The idea is to bury charging pads under pavement in parking lots, garages, and roads. And while the technology sounds futuristic, there are already a number of demonstration projects. A tram in a South Korean park is powered by wireless electricity. Only 16% of the one and a half mile road has to be electrified for the tram to run. Now the Energy Dynamics Lab has teamed up with labs in South Korea, New Zealand, and the Oak Ridge National Labs in Tennessee to develop the first demonstration project in the US.
Wesley Smith, business director for the Energy Dynamics Lab, says the first place to start is with a bus or trolley line. For that type of project the price is right. He says a high-density transit route with five buses will cost around 20% less with the wireless system than diesel or gas powered buses over their lifetime. “And what’s compelling about that is that most green technologies can’t survive in the current market place without subsidies. But we feel pretty strongly that these cannot only survive but can ultimately save a forward looking transit authority quite a bit of money.”

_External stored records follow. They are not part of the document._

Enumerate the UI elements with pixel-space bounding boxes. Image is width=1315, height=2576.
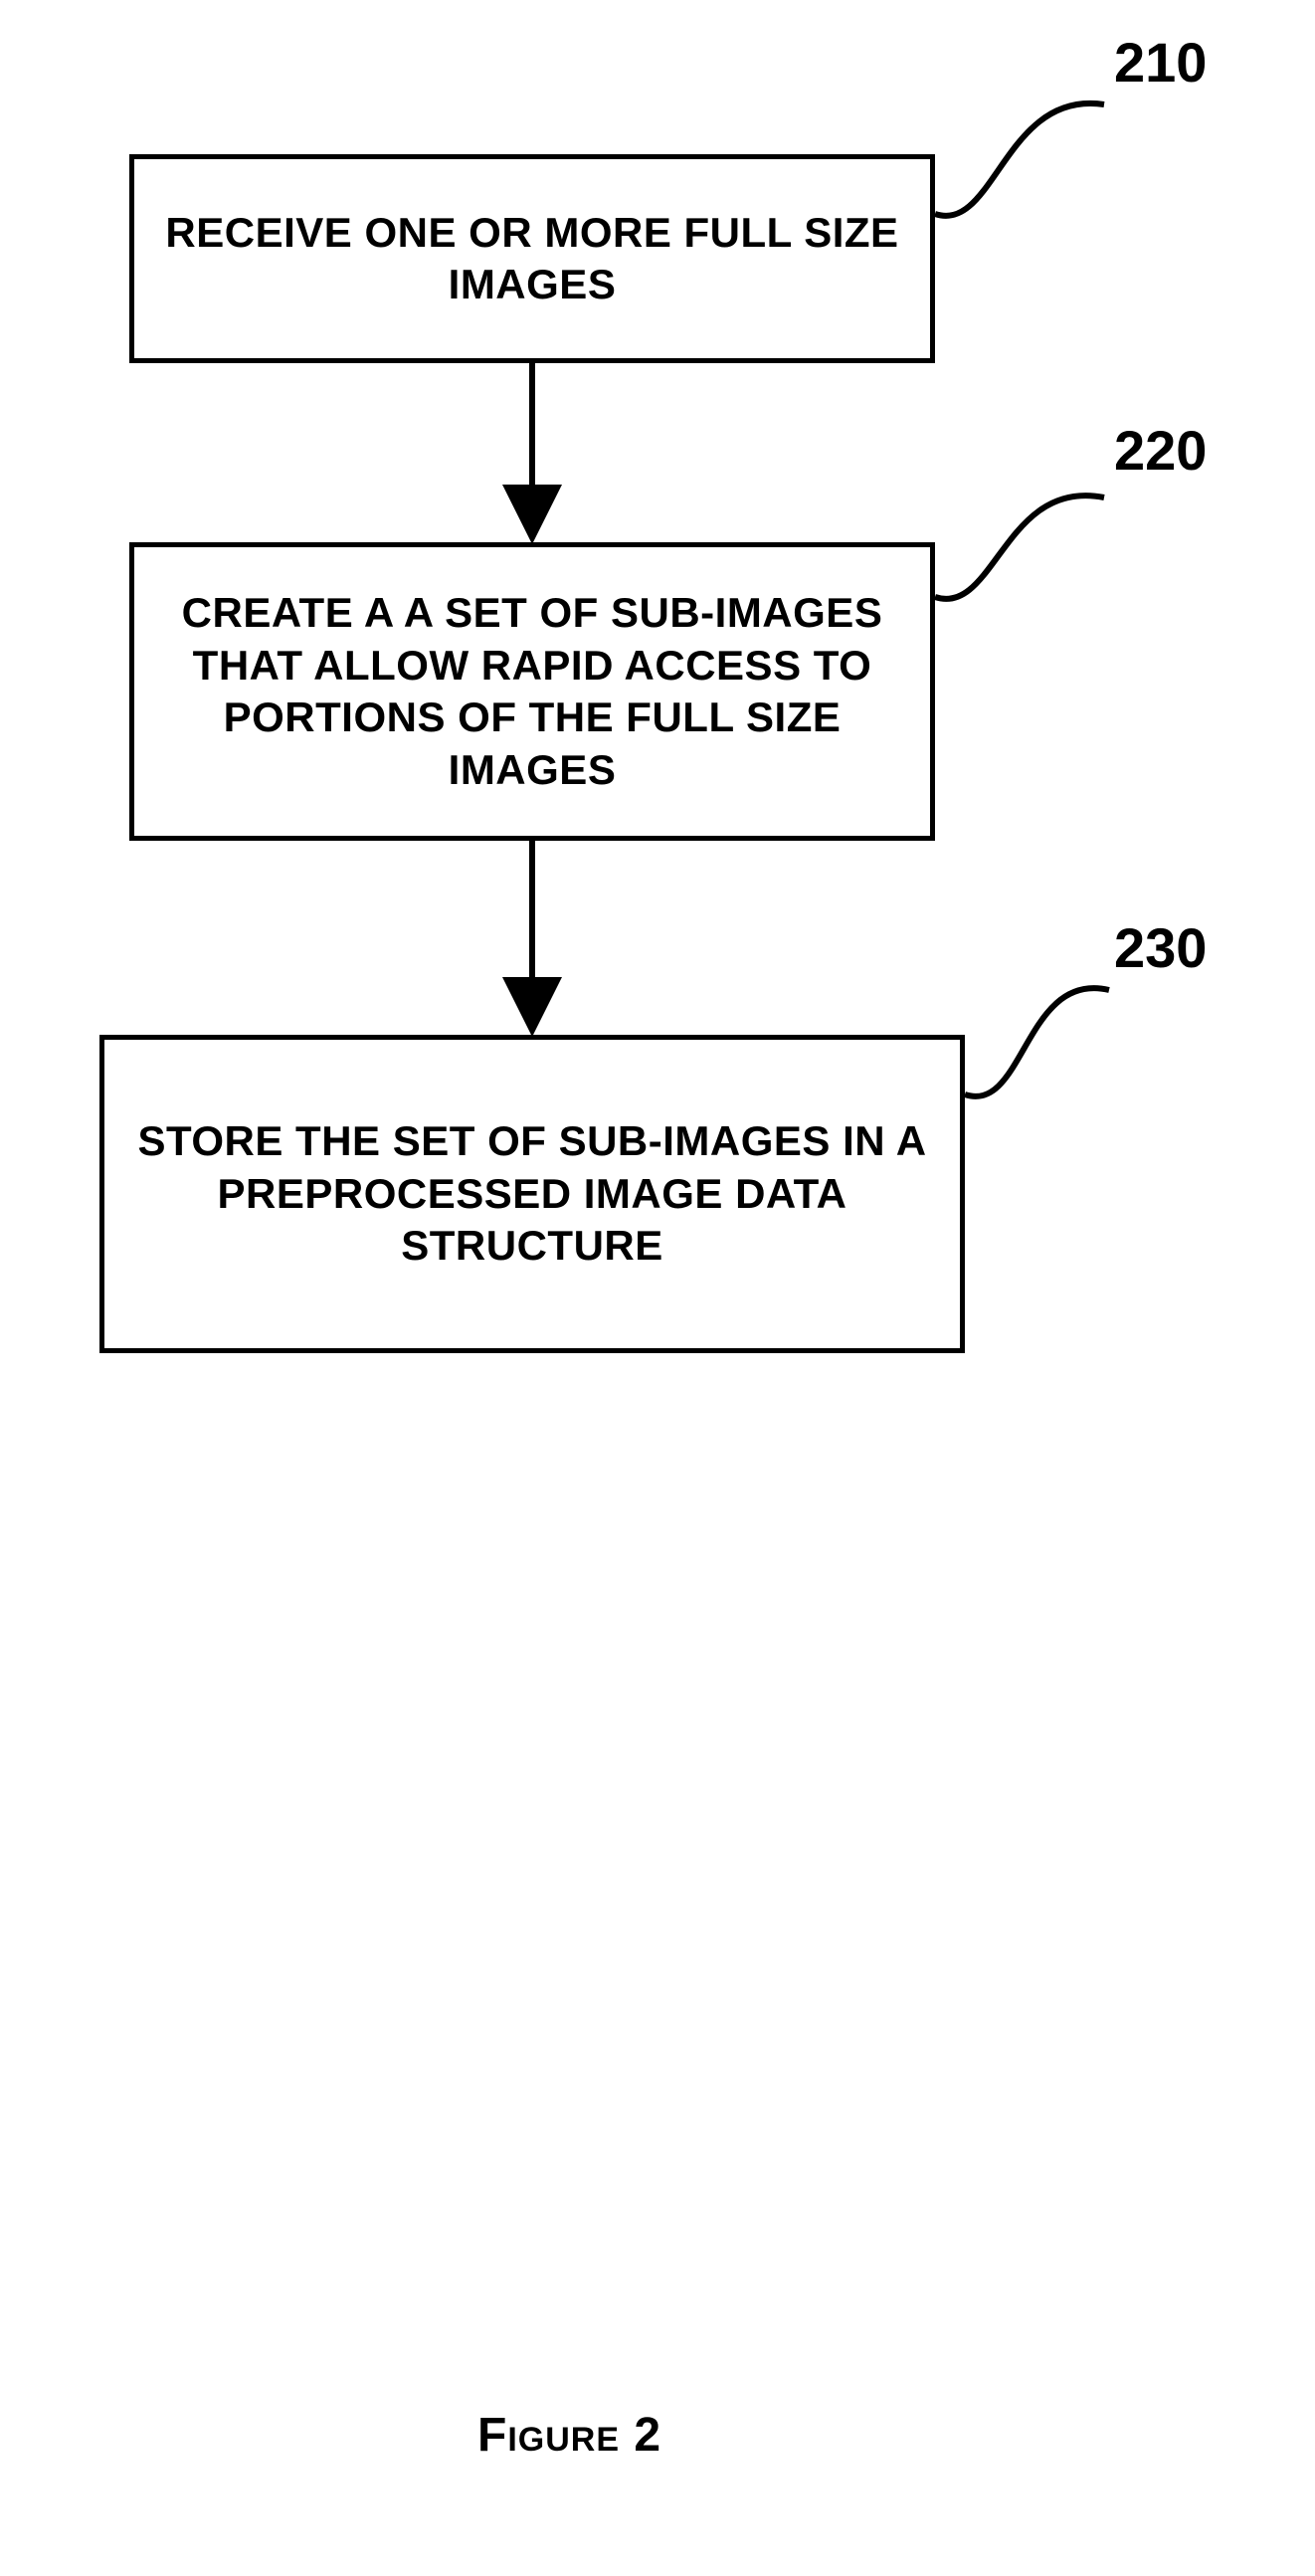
reference-curve	[935, 103, 1104, 216]
flowchart-step-create: CREATE A A SET OF SUB-IMAGES THAT ALLOW …	[129, 542, 935, 841]
figure-caption: Figure 2	[477, 2408, 661, 2463]
flowchart-step-text: STORE THE SET OF SUB-IMAGES IN A PREPROC…	[134, 1115, 930, 1273]
reference-label-220: 220	[1114, 418, 1207, 483]
reference-label-210: 210	[1114, 30, 1207, 95]
flowchart-step-text: RECEIVE ONE OR MORE FULL SIZE IMAGES	[164, 207, 900, 311]
flowchart-step-receive: RECEIVE ONE OR MORE FULL SIZE IMAGES	[129, 154, 935, 363]
reference-curve	[965, 988, 1109, 1096]
flowchart-step-text: CREATE A A SET OF SUB-IMAGES THAT ALLOW …	[164, 587, 900, 796]
reference-curve	[935, 495, 1104, 599]
reference-label-230: 230	[1114, 915, 1207, 980]
flowchart-step-store: STORE THE SET OF SUB-IMAGES IN A PREPROC…	[99, 1035, 965, 1353]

Smith says there’s been some interest around the country including in Utah. Craig Dearden is chair of the Wasatch Front Regional Council, which plans transportation projects for the valley. He says he doesn’t know much about the technology. But his group is always looking for transportation alternatives and would be interested in learning more. “The cost of electricity has to be less than the cost of diesel over the long run and so yeah it’s something that we’re going to have to look at.”
Despite promising advances, there are still modifications needed to make the system more efficient, safe, and cost effective before it’s ready to be widely implemented. And switching from oil and gas to electricity that’s generated from coal isn’t necessarily clean. But Jeff Muhs, director of the Energy Dynamics Lab, says he’s confident these hurdles can be overcome. “It’s much easier to scrub a single power plant than it is 250 million cars. In other words you can invest in a technology to reduce the emissions from a power plant because it is all centralized.”
While using wireless electricity on some local transit routes may make sense, electrifying highways across the country would require a huge investment by the federal government. Muhs says their goal at the Energy Dynamics Lab is to come up with big ideas about how to create and use energy in the future. He adds that the only way for the US to truly decrease its dependence on foreign oil and clean up the air is if federal and local governments start thinking big as well.
This story originally aired 2/14/11
UPDATE: WAVE Technologies has obtained a federal grant to fund a pilot project that will use the wireless transfer system to charge University of Utah shuttle buses. Wesley Smith, now the CEO of WAVE Technologies, hopes to have the project up and running early next year, 2013.
A demonstration shuttle has already begun at Utah State University.